6/19/2012 by Andy Lewis
Jimmie Walker‘s illuminating, if uneven, new memoir reminds readers of his well-earned place in the pantheon of American comedy. Walker rose to fame playing J.J. Evans on the hit CBS sitcom Good Times (1974-79) and was a key figure in the comedy boom of the ’70s and ’80s with such friends as David Brenner, Bette Midler, Jay Leno, David Letterman, Freddie Prinze and Richard Pryor. Delving into the tricky terrain of race and Hollywood, he tells about going from being the official comedian of the Black Panthers to being “accused of ‘cooning it up’ ” on TV. “In the end I became too black and not black enough,” he writes.
The Bronx-born Walker stumbled into comedy in a post-high school War on Poverty-funded writing class for the unemployed. His first gigs were at Black Power rallies, and his early club act relied on material ripped off from Lenny Bruce and others and a smattering of original jokes like: “I’m from the ghetto. I’m here on the exchange program. You can imagine what they sent back there.” Such jokes scared TV bookers until friends like Midler and Brenner intervened. In 1973 — without an audition — Norman Lear cast the 25-year-old in Good Times, a Maude spinoff about a poor black family in the projects. Walker was the breakout star, and his catchphrase, “dyn-o-mite” — which Lear dismissed as a “non sequitur” — propelled the show into a hit. It also inspired a top 10 single, “Dynomite,” by one-hit wonder Bazuka in 1975.
Although initially praised by the NAACP, Walker soon found himself caught between a well-meaning Lear, who thought humor helped whites adjust to integration, and fellow castmember Esther Rolle, who attacked his character as “stupid” for giving the impression young blacks could succeed “standing on the corner and saying ‘dyn-o-mite.’ ” Walker defends J.J. as a “good kid who should have gone bad but never did” and deflects the criticism as coming from black expectations that pioneers needed “to be better ”¦ for progress.”

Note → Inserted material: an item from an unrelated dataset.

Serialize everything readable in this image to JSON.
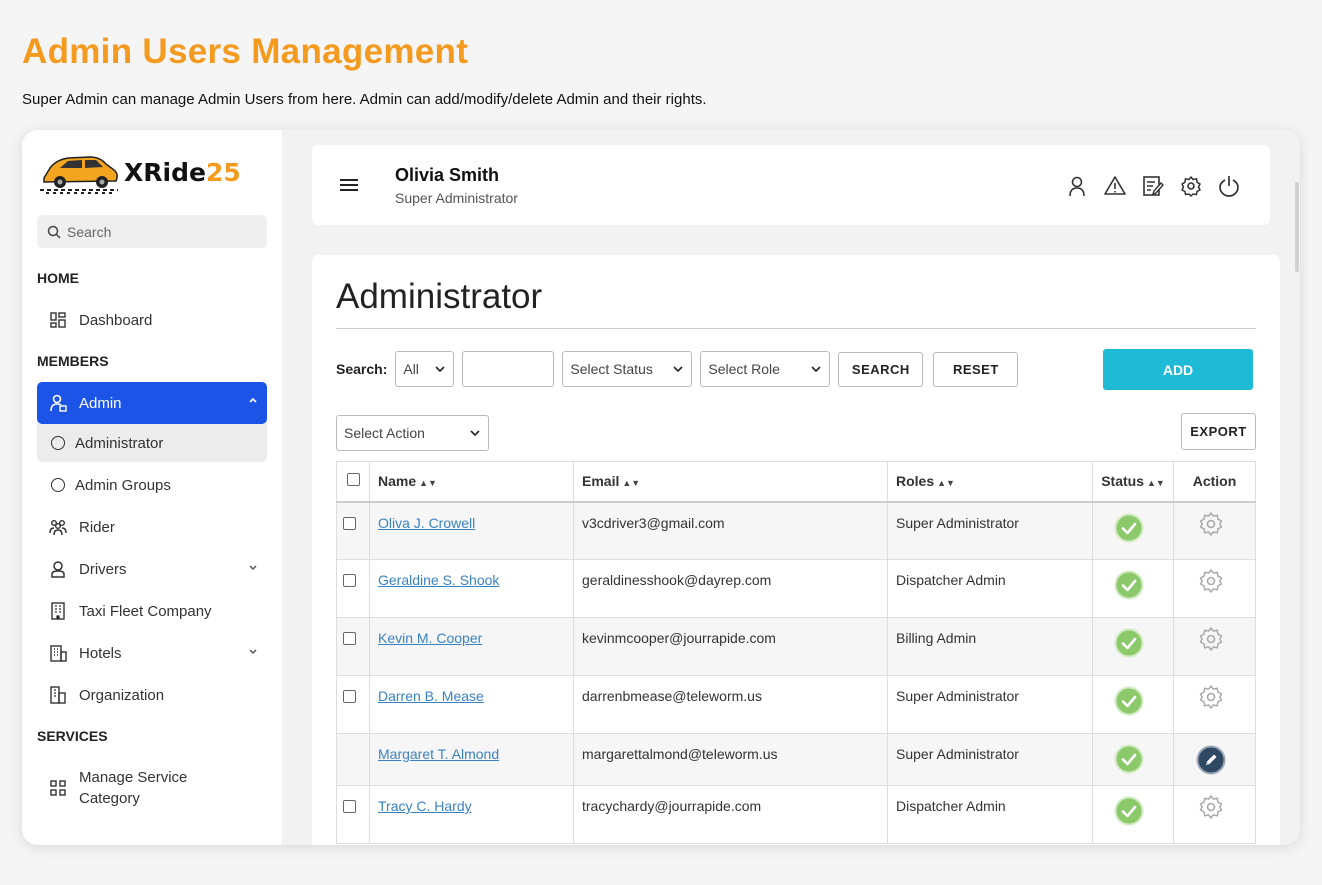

The book brings alive the comedy scene of the ’70s and ’80s. Walker was the first of his close pals to make it, hiring his struggling friends, and he recounts hanging with the young Letterman and Leno at his kitchen table brainstorming jokes and trading barbs. (Letterman was squeamish about sex; Leno just riffed on the others’ material.)
The book is uneven, marred by a shortness of style and a disjointed narrative — it is more a series of rambling stories than a cohesive memoir. Walker has become an outspoken conservative, dabbling in right-wing talk radio and going public about not voting for Barack Obama, and his odd political tangents can be skipped. Still, the book is more dyn-o-mite than dud.